A leitora comenta: Quero saber quais são esses critérios de volume de tráfego significativo e quantas vezes vieram fiscalizar o local e multar esses veículos. Diariamente vejo de 4 a 5 caminhões transitando por essa rua para fugir do rodízio. Além disso, nunca vi nenhum agente da CET multando esses veículos. Acredito que eles deveriam reforçar a fiscalização a partir de agora.

COBRANÇA INDEVIDA

NET não cancela serviço

No dia 30/10 enviei um e-mail para a Coluna reclamando da NET, pois eu havia solicitado o cancelamento do contrato e a empresa continuava emitindo boleto de cobrança. Peço ajuda novamente, pois a NET continua cobrando, mesmo já tendo cancelado o serviço há 4 meses! Acredito que a empresa possa ter agido de má-fé, pois, apesar de estar sem uso, não retirou o equipamento durante todos esses meses da minha antiga residência, fazendo-o só agora. Após reclamação feita no Estadão, recebi uma ligação de um funcionário informando que, a partir daquele momento, o serviço estava cancelado. Mas depois recebi outra carta de cobrança. Todas as vezes que ligo os funcionários dizem que o serviço não estava cancelado, pois havia cobrança em aberto. Não paguei e não vou pagar por um serviço que não tenho.

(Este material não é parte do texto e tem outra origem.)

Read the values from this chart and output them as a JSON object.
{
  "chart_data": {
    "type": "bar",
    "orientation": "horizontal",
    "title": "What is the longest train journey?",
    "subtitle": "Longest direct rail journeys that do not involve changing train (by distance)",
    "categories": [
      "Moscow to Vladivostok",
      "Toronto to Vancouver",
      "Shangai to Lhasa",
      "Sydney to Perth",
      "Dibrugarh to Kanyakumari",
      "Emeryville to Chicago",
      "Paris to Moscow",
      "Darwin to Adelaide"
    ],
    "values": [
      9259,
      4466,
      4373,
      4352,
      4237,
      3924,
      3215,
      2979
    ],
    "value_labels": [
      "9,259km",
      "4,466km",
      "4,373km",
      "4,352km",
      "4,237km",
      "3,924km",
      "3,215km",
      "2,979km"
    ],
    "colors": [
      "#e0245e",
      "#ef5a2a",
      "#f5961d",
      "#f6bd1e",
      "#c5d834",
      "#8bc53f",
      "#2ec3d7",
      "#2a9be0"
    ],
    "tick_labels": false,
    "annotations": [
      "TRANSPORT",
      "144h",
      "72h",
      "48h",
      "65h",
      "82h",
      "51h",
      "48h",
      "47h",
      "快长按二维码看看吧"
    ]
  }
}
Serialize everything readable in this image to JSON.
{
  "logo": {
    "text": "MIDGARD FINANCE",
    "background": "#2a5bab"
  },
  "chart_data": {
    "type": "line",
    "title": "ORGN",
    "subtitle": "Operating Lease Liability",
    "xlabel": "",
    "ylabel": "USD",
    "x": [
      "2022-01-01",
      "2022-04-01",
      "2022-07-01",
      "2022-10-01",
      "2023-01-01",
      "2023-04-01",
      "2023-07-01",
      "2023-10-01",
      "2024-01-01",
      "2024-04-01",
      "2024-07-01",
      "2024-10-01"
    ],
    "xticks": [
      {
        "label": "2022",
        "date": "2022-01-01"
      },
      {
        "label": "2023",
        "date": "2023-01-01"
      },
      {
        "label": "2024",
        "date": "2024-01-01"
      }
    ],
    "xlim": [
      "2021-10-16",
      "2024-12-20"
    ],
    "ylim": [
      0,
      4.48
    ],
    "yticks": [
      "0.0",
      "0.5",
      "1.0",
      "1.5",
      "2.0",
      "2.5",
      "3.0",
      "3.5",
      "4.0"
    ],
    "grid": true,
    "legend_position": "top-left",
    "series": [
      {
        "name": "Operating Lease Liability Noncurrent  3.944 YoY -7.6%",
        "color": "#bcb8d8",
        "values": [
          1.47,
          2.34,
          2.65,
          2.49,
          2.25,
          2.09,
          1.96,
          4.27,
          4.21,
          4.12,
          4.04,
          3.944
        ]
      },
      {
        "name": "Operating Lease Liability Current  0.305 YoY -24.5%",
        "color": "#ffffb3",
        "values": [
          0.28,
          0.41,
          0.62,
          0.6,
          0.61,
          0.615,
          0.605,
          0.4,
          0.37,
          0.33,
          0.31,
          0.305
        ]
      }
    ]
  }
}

MÁRCIA CRISTINA P. FELICIAN

/ SÃO PAULO

A NET informa que contatou a cliente e o caso foi esclarecido.

A leitora informa: Não sei se o problema foi mesmo resolvido. Recebi uma ligação informando que o equipamento fora retirado e os boletos seriam desconsiderados. Na última vez em que recebi essa resposta, continuei recebendo ligações da empresa no meu celular quase me intimando a pagar. Eles falam para eu transferir a minha assinatura para terceiros ou para eu falar com o departamento financeiro.